Thomas has adjusted easily to life with the Wildcats. He says English was always his primary language, but that he can speak French and understands the language well.
"At first the accents here were a little different. Nothing major, just different than what I was used to hearing," Thomas said. "Socially, everything is pretty much the same, and my teammates and coaches really helped me feel at home right away."
That's important because he hasn't been home since last summer and will only get back to Canada for a week or two this summer. His family did not get to see him play during the season, but he communicates with them "constantly" on the telephone.
"They take care of the phone bills, calling cards or whatever it takes," Thomas said. "I am used to being away from home since I was away my last two years of high school. I had to get used to living with a different family then. That made coming here a lot easier.
"I really don't try to depend on other people for too much. I still talk to my parents all the time. If I am a little down, I might talk to a teammate or two. But mainly I just call my family if I have a problem."

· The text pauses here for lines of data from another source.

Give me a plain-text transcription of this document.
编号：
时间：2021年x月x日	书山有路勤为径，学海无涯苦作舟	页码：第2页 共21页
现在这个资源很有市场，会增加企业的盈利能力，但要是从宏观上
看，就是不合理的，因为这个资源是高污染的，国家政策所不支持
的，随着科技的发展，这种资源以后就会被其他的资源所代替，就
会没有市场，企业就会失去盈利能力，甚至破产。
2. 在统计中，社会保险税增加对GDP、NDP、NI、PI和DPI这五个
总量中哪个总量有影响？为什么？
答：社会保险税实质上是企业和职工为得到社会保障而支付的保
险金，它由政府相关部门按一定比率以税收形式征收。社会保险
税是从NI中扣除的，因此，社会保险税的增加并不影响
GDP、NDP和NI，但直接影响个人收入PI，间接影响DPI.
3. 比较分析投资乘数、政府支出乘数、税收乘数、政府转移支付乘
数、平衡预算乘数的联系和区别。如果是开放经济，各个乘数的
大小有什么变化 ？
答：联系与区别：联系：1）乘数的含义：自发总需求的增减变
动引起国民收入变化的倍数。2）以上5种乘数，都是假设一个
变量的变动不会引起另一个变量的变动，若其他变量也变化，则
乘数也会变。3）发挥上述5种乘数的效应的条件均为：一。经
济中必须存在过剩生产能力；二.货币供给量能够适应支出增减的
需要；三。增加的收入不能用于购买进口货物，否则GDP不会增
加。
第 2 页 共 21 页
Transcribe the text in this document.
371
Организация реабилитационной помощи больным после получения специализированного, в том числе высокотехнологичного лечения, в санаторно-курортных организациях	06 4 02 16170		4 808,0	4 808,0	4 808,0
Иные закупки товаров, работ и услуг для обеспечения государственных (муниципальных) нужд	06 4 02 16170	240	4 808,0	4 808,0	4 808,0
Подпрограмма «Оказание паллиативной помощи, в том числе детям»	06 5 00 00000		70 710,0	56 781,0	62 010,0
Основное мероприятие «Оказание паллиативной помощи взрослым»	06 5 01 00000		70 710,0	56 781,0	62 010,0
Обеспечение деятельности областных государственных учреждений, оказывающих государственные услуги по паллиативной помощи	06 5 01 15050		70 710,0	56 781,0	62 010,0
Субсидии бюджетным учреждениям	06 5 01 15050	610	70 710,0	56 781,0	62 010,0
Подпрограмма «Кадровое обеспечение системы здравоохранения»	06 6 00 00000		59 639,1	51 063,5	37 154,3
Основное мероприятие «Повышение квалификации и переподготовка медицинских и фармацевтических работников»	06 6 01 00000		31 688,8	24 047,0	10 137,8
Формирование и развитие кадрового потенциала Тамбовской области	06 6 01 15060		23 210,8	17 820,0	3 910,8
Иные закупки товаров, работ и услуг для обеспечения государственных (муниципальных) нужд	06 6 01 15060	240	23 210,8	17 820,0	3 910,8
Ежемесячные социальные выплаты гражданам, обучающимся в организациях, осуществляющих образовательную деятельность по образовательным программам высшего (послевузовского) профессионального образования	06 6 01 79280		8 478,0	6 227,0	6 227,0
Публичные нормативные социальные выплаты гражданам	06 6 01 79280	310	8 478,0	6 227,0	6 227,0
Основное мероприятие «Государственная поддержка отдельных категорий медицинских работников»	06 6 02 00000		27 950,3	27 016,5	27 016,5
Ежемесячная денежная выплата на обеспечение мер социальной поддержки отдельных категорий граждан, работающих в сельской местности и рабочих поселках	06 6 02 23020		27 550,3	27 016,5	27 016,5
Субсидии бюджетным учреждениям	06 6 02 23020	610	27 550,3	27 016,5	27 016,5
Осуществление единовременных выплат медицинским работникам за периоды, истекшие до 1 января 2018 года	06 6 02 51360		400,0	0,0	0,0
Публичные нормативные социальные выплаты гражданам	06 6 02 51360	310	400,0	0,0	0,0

Having games like the one tonight on national TV are also a plus for Thomas because family and friends in Canada as well as Maryland, where he spent the previous two years, get to see him play.
"Most of the time my family does get to see our games because they have a satellite dish," Thomas said. "I always try to play my best, but if it is a national TV game where I know even more family members and friends can watch, then it is even a bigger deal like the game here will be."
Smith thinks Thomas could be a "bigger deal"
Smith thinks Thomas could well be a "bigger deal" than many people realize during the rest of his UK career. He's learned from Hayes and Daniels this year and has shown he can play a physical game inside. However, the coach said he's a more versatile, athletic player than what he's been able to show this season.